Y de acuerdo al reglamento, no puedo enviarle a usted a una cama, sino al
Depósito, para la correspondiente autopsia.
-Me
niego a ir al Depósito - afirmé enfáticamente - Necesito una cama, y si sus papeles dicen
que estoy muerto, sostienen un error.
-Es posible... -me dijo.
-Entonces,
corríjalo -supliqué.
-
¡No es de mi competencia! - exclamó con aire ofendido-. El
error, si lo hay, proviene de otro Departamento, forma parte de un expediente
completo, y yo no tengo atribuciones para enmendar errores de otras
dependencias, ni usted tiene derecho a exigirme que me extralimite en mis
funciones - Golpeó la carpeta con la palma de las manos-. Si aquí dice que usted está muerto, es que está muerto...
-¡Pero
si estoy vivo - repetí-. Míreme, respiro, hablo!
-Sí,
sí, lo veo...
-
¡Entonces, reabra la carpeta y deme una cama!
-Imposible -
sentenció-. Por dos razones: primera, no
me está permitido reabrir carpetas ya cerradas. Segunda: ¿Qué providencia voy a
poner...? “Certifico que el fallecido enfermo N° 124 se ha presentado reclamando
una cama, y en abono de su solicitud respira y habla”. Sería una negación de
todo el expediente, joven, y un expediente es cosa respetable. Mire - lo
abrió ante la respetuosa mirada de mi madre-. Está lleno de firmas y de sellos. Además, la última providencia dice:
“Archívese”... y eso significa . . . eso, ¡archívese!
Comprendí
que era inútil discutir, y me marché apoyado como siempre en el brazo de mi
madre, que había perdido su rubor de victoria. Ya en la calle, tuve una súbita
inspiración.
-Volvamos - le dije a mi madre, y
regresamos a la oficina.
-
¿Otra vez usted? - me dijo el Administrador.

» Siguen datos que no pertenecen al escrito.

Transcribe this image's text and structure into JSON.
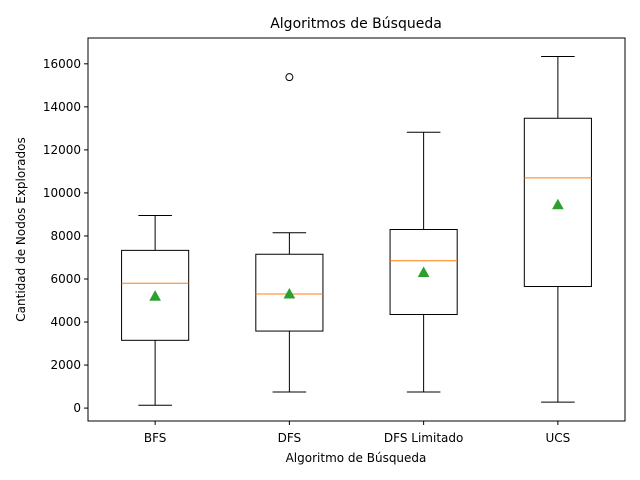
{
  "chart_data": {
    "type": "boxplot",
    "title": "Algoritmos de Búsqueda",
    "xlabel": "Algoritmo de Búsqueda",
    "ylabel": "Cantidad de Nodos Explorados",
    "ylim": [
      -600,
      17200
    ],
    "yticks": [
      0,
      2000,
      4000,
      6000,
      8000,
      10000,
      12000,
      14000,
      16000
    ],
    "ytick_labels": [
      "0",
      "2000",
      "4000",
      "6000",
      "8000",
      "10000",
      "12000",
      "14000",
      "16000"
    ],
    "categories": [
      "BFS",
      "DFS",
      "DFS Limitado",
      "UCS"
    ],
    "grid": false,
    "legend": "none",
    "boxes": [
      {
        "label": "BFS",
        "whisker_low": 130,
        "q1": 3150,
        "median": 5800,
        "q3": 7330,
        "whisker_high": 8950,
        "mean": 5200,
        "outliers": []
      },
      {
        "label": "DFS",
        "whisker_low": 750,
        "q1": 3580,
        "median": 5300,
        "q3": 7150,
        "whisker_high": 8150,
        "mean": 5300,
        "outliers": [
          15380
        ]
      },
      {
        "label": "DFS Limitado",
        "whisker_low": 750,
        "q1": 4350,
        "median": 6850,
        "q3": 8300,
        "whisker_high": 12820,
        "mean": 6300,
        "outliers": []
      },
      {
        "label": "UCS",
        "whisker_low": 280,
        "q1": 5650,
        "median": 10700,
        "q3": 13470,
        "whisker_high": 16340,
        "mean": 9450,
        "outliers": []
      }
    ],
    "colors": {
      "box": "#000000",
      "median": "#ff7f0e",
      "mean": "#2ca02c",
      "outlier": "#000000"
    }
  }
}
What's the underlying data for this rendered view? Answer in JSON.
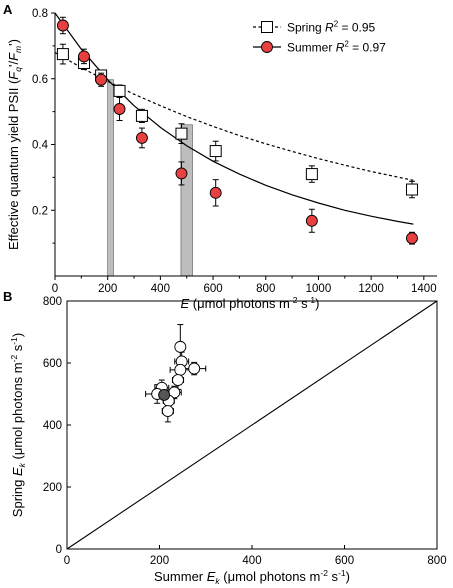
{
  "chart_data": [
    {
      "panel": "A",
      "type": "scatter",
      "xlabel": "E (µmol photons m⁻² s⁻¹)",
      "xlabel_parts": {
        "symbol": "E",
        "unit_prefix": " (μmol photons m",
        "exp1": "-2",
        "mid": " s",
        "exp2": "-1",
        "close": ")"
      },
      "ylabel": "Effective quantum yield PSII (Fq′/Fm′)",
      "ylabel_parts": {
        "prefix": "Effective quantum yield PSII (",
        "a": "F",
        "a_sub": "q",
        "a_prime": "'",
        "slash": "/",
        "b": "F",
        "b_sub": "m",
        "b_prime": "'",
        "close": ")"
      },
      "xlim": [
        0,
        1450
      ],
      "ylim": [
        0,
        0.8
      ],
      "xticks": [
        0,
        200,
        400,
        600,
        800,
        1000,
        1200,
        1400
      ],
      "yticks": [
        0.2,
        0.4,
        0.6,
        0.8
      ],
      "ytick_labels": [
        "0.2",
        "0.4",
        "0.6",
        "0.8"
      ],
      "grid": false,
      "legend_position": "top-right",
      "series": [
        {
          "name": "Spring R² = 0.95",
          "name_parts": {
            "label": "Spring ",
            "r": "R",
            "exp": "2",
            "value": " = 0.95"
          },
          "marker": "open-square",
          "color": "#000000",
          "fill": "#ffffff",
          "fit_line": "dotted",
          "points": [
            {
              "x": 30,
              "y": 0.675,
              "err": 0.03
            },
            {
              "x": 110,
              "y": 0.648,
              "err": 0.02
            },
            {
              "x": 175,
              "y": 0.61,
              "err": 0.015
            },
            {
              "x": 245,
              "y": 0.563,
              "err": 0.018
            },
            {
              "x": 330,
              "y": 0.487,
              "err": 0.02
            },
            {
              "x": 480,
              "y": 0.433,
              "err": 0.03
            },
            {
              "x": 610,
              "y": 0.38,
              "err": 0.03
            },
            {
              "x": 975,
              "y": 0.31,
              "err": 0.025
            },
            {
              "x": 1355,
              "y": 0.263,
              "err": 0.025
            }
          ],
          "fit": [
            [
              0,
              0.68
            ],
            [
              100,
              0.634
            ],
            [
              200,
              0.592
            ],
            [
              300,
              0.553
            ],
            [
              400,
              0.518
            ],
            [
              500,
              0.485
            ],
            [
              600,
              0.455
            ],
            [
              700,
              0.427
            ],
            [
              800,
              0.402
            ],
            [
              900,
              0.379
            ],
            [
              1000,
              0.357
            ],
            [
              1100,
              0.337
            ],
            [
              1200,
              0.318
            ],
            [
              1300,
              0.301
            ],
            [
              1360,
              0.291
            ]
          ]
        },
        {
          "name": "Summer R² = 0.97",
          "name_parts": {
            "label": "Summer ",
            "r": "R",
            "exp": "2",
            "value": " = 0.97"
          },
          "marker": "filled-circle",
          "color": "#000000",
          "fill": "#e84040",
          "fit_line": "solid",
          "points": [
            {
              "x": 30,
              "y": 0.762,
              "err": 0.025
            },
            {
              "x": 110,
              "y": 0.668,
              "err": 0.022
            },
            {
              "x": 175,
              "y": 0.597,
              "err": 0.02
            },
            {
              "x": 245,
              "y": 0.508,
              "err": 0.035
            },
            {
              "x": 330,
              "y": 0.42,
              "err": 0.03
            },
            {
              "x": 480,
              "y": 0.312,
              "err": 0.035
            },
            {
              "x": 610,
              "y": 0.253,
              "err": 0.04
            },
            {
              "x": 975,
              "y": 0.168,
              "err": 0.035
            },
            {
              "x": 1355,
              "y": 0.115,
              "err": 0.018
            }
          ],
          "fit": [
            [
              0,
              0.8
            ],
            [
              100,
              0.69
            ],
            [
              200,
              0.597
            ],
            [
              300,
              0.518
            ],
            [
              400,
              0.452
            ],
            [
              500,
              0.396
            ],
            [
              600,
              0.349
            ],
            [
              700,
              0.31
            ],
            [
              800,
              0.276
            ],
            [
              900,
              0.247
            ],
            [
              1000,
              0.222
            ],
            [
              1100,
              0.2
            ],
            [
              1200,
              0.182
            ],
            [
              1300,
              0.166
            ],
            [
              1360,
              0.158
            ]
          ]
        }
      ],
      "shaded_bands": [
        {
          "x0": 200,
          "x1": 222
        },
        {
          "x0": 478,
          "x1": 522
        }
      ]
    },
    {
      "panel": "B",
      "type": "scatter",
      "xlabel": "Summer Ek (µmol photons m⁻² s⁻¹)",
      "xlabel_parts": {
        "prefix": "Summer ",
        "symbol": "E",
        "sub": "k",
        "unit_prefix": " (μmol photons m",
        "exp1": "-2",
        "mid": " s",
        "exp2": "-1",
        "close": ")"
      },
      "ylabel": "Spring Ek (µmol photons m⁻² s⁻¹)",
      "ylabel_parts": {
        "prefix": "Spring ",
        "symbol": "E",
        "sub": "k",
        "unit_prefix": " (μmol photons m",
        "exp1": "-2",
        "mid": " s",
        "exp2": "-1",
        "close": ")"
      },
      "xlim": [
        0,
        800
      ],
      "ylim": [
        0,
        800
      ],
      "xticks": [
        0,
        200,
        400,
        600,
        800
      ],
      "yticks": [
        0,
        200,
        400,
        600,
        800
      ],
      "grid": false,
      "reference_line": "1:1",
      "points": [
        {
          "x": 245,
          "y": 652,
          "xerr": 8,
          "yerr": 72,
          "fill": "#ffffff"
        },
        {
          "x": 248,
          "y": 605,
          "xerr": 15,
          "yerr": 30,
          "fill": "#ffffff"
        },
        {
          "x": 245,
          "y": 578,
          "xerr": 22,
          "yerr": 35,
          "fill": "#ffffff"
        },
        {
          "x": 275,
          "y": 582,
          "xerr": 25,
          "yerr": 20,
          "fill": "#ffffff"
        },
        {
          "x": 240,
          "y": 545,
          "xerr": 12,
          "yerr": 30,
          "fill": "#ffffff"
        },
        {
          "x": 205,
          "y": 520,
          "xerr": 15,
          "yerr": 25,
          "fill": "#ffffff"
        },
        {
          "x": 232,
          "y": 505,
          "xerr": 15,
          "yerr": 20,
          "fill": "#ffffff"
        },
        {
          "x": 195,
          "y": 500,
          "xerr": 25,
          "yerr": 30,
          "fill": "#ffffff"
        },
        {
          "x": 220,
          "y": 478,
          "xerr": 12,
          "yerr": 22,
          "fill": "#ffffff"
        },
        {
          "x": 218,
          "y": 445,
          "xerr": 12,
          "yerr": 35,
          "fill": "#ffffff"
        },
        {
          "x": 210,
          "y": 497,
          "xerr": 12,
          "yerr": 15,
          "fill": "#555555"
        }
      ]
    }
  ]
}
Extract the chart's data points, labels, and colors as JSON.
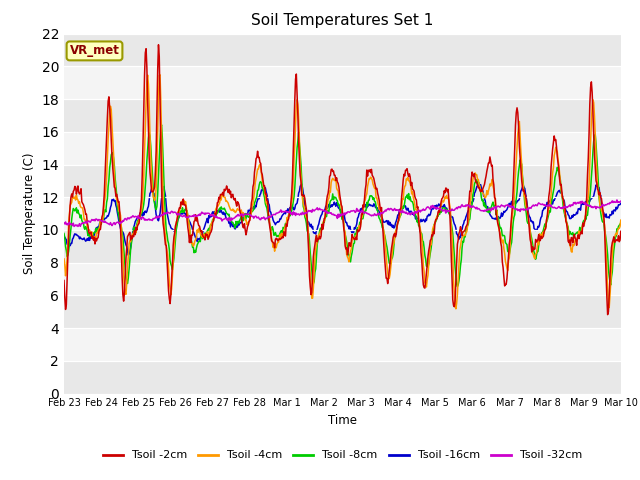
{
  "title": "Soil Temperatures Set 1",
  "xlabel": "Time",
  "ylabel": "Soil Temperature (C)",
  "ylim": [
    0,
    22
  ],
  "yticks": [
    0,
    2,
    4,
    6,
    8,
    10,
    12,
    14,
    16,
    18,
    20,
    22
  ],
  "annotation_text": "VR_met",
  "annotation_box_color": "#ffffc0",
  "annotation_border_color": "#999900",
  "series_colors": {
    "Tsoil -2cm": "#cc0000",
    "Tsoil -4cm": "#ff9900",
    "Tsoil -8cm": "#00cc00",
    "Tsoil -16cm": "#0000cc",
    "Tsoil -32cm": "#cc00cc"
  },
  "date_labels": [
    "Feb 23",
    "Feb 24",
    "Feb 25",
    "Feb 26",
    "Feb 27",
    "Feb 28",
    "Mar 1",
    "Mar 2",
    "Mar 3",
    "Mar 4",
    "Mar 5",
    "Mar 6",
    "Mar 7",
    "Mar 8",
    "Mar 9",
    "Mar 10"
  ],
  "date_positions": [
    0,
    1,
    2,
    3,
    4,
    5,
    6,
    7,
    8,
    9,
    10,
    11,
    12,
    13,
    14,
    15
  ],
  "band_colors": [
    "#e8e8e8",
    "#f4f4f4"
  ],
  "fig_facecolor": "#ffffff",
  "plot_facecolor": "#e8e8e8"
}
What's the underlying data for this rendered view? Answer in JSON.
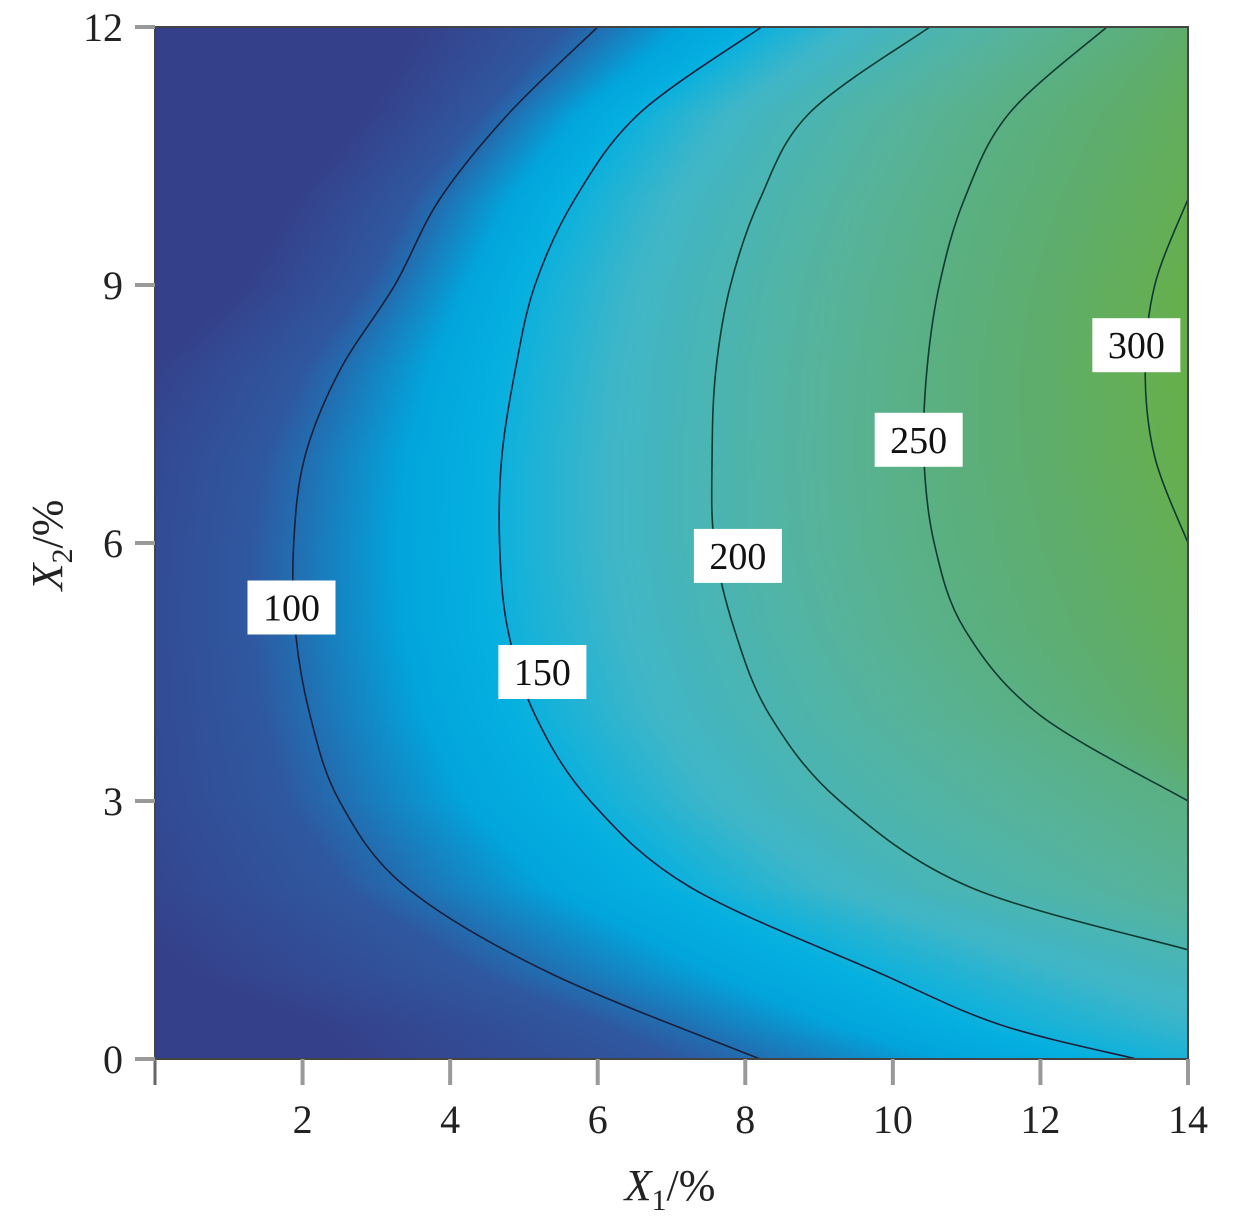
{
  "chart_data": {
    "type": "contour",
    "title": "",
    "xlabel": {
      "var": "X",
      "sub": "1",
      "unit": "/%"
    },
    "ylabel": {
      "var": "X",
      "sub": "2",
      "unit": "/%"
    },
    "xlim": [
      0,
      14
    ],
    "ylim": [
      0,
      12
    ],
    "xticks": [
      2,
      4,
      6,
      8,
      10,
      12,
      14
    ],
    "yticks": [
      0,
      3,
      6,
      9,
      12
    ],
    "colorscale": [
      [
        50,
        "#35408a"
      ],
      [
        90,
        "#2f58a0"
      ],
      [
        125,
        "#02a5dc"
      ],
      [
        145,
        "#05b0e0"
      ],
      [
        175,
        "#3fb6c8"
      ],
      [
        225,
        "#57b39a"
      ],
      [
        275,
        "#5ead6c"
      ],
      [
        320,
        "#6ab040"
      ]
    ],
    "contours": [
      {
        "level": 100,
        "label": "100",
        "label_at": [
          1.85,
          5.25
        ],
        "points": [
          [
            6.0,
            12
          ],
          [
            4.8,
            11
          ],
          [
            3.86,
            10
          ],
          [
            3.25,
            9
          ],
          [
            2.5,
            8
          ],
          [
            2.03,
            7
          ],
          [
            1.88,
            6
          ],
          [
            1.9,
            5
          ],
          [
            2.1,
            4
          ],
          [
            2.5,
            3
          ],
          [
            3.4,
            2
          ],
          [
            5.35,
            1
          ],
          [
            8.2,
            0
          ]
        ]
      },
      {
        "level": 150,
        "label": "150",
        "label_at": [
          5.25,
          4.5
        ],
        "points": [
          [
            8.22,
            12
          ],
          [
            6.57,
            11
          ],
          [
            5.69,
            10
          ],
          [
            5.15,
            9
          ],
          [
            4.88,
            8
          ],
          [
            4.7,
            7
          ],
          [
            4.67,
            6
          ],
          [
            4.78,
            5
          ],
          [
            5.15,
            4
          ],
          [
            5.9,
            3
          ],
          [
            7.25,
            2
          ],
          [
            9.82,
            1
          ],
          [
            11.45,
            0.4
          ],
          [
            13.3,
            0
          ]
        ]
      },
      {
        "level": 200,
        "label": "200",
        "label_at": [
          7.9,
          5.85
        ],
        "points": [
          [
            10.5,
            12
          ],
          [
            8.87,
            11
          ],
          [
            8.2,
            10
          ],
          [
            7.8,
            9
          ],
          [
            7.6,
            8
          ],
          [
            7.55,
            7
          ],
          [
            7.58,
            6
          ],
          [
            7.85,
            5
          ],
          [
            8.33,
            4
          ],
          [
            9.28,
            3
          ],
          [
            11.04,
            2
          ],
          [
            14,
            1.27
          ]
        ]
      },
      {
        "level": 250,
        "label": "250",
        "label_at": [
          10.35,
          7.2
        ],
        "points": [
          [
            12.9,
            12
          ],
          [
            11.58,
            11
          ],
          [
            10.97,
            10
          ],
          [
            10.63,
            9
          ],
          [
            10.46,
            8
          ],
          [
            10.42,
            7
          ],
          [
            10.56,
            6
          ],
          [
            10.97,
            5
          ],
          [
            11.99,
            4
          ],
          [
            14,
            3
          ]
        ]
      },
      {
        "level": 300,
        "label": "300",
        "label_at": [
          13.3,
          8.3
        ],
        "points": [
          [
            14,
            10
          ],
          [
            13.55,
            9
          ],
          [
            13.42,
            8
          ],
          [
            13.55,
            7
          ],
          [
            14,
            6
          ]
        ]
      }
    ]
  }
}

-No - respondí- Yo ya no soy yo, sino otro. El enfermo 124 realmente ya murió.
-Ya
sabía yo, los papeles no se equivocan - afirmo complacido.
-Está
bien, pero estoy enfermo y necesito una cama - solicité..
-Perfecto
-
contestó-, pero sigamos el trámite de rutina,
llene esta ficha.
Llené la
ficha, mientras él empezaba a borronear una virginal carpeta nueva.
-Y
ahora vaya y entréguela a la enfermera de la Sala 6 - me
ordenó.
Fui y le
entregué la ficha y la carpeta a la enfermera de la Sala 6, que me hizo esperar
media hora, después volvió y me dijo: -Pase,
el doctor Fernández le va a inspeccionar.
Explique
al Dr. Fernández lo de mi muerte. La cosa se aclaró, la sentimental y
apresurada enfermera que me mató administrativamente fue objeto de una
reprimenda y fui conducido de nuevo, a la bendita cama N° 124, que a Dios
gracias, estaba libre.
Y ahora,
sí, me recupero de veras. Todo es alegría a mi alrededor, la cara de mi madre,
las manzanas que me envían mis amigos. Todo menos la rencorosa mirada que me
dirige el Administrador, cuando va al baño y pasa frente a mi puerta. Por mi
culpa, ha tenido que reabrir un expediente que ya tenía al final un sacrosanto
“Archívese”. No me perdona el haber puesto una piedrecita en la aceitada
máquina de su adorada rutina administrativa. Paciencia.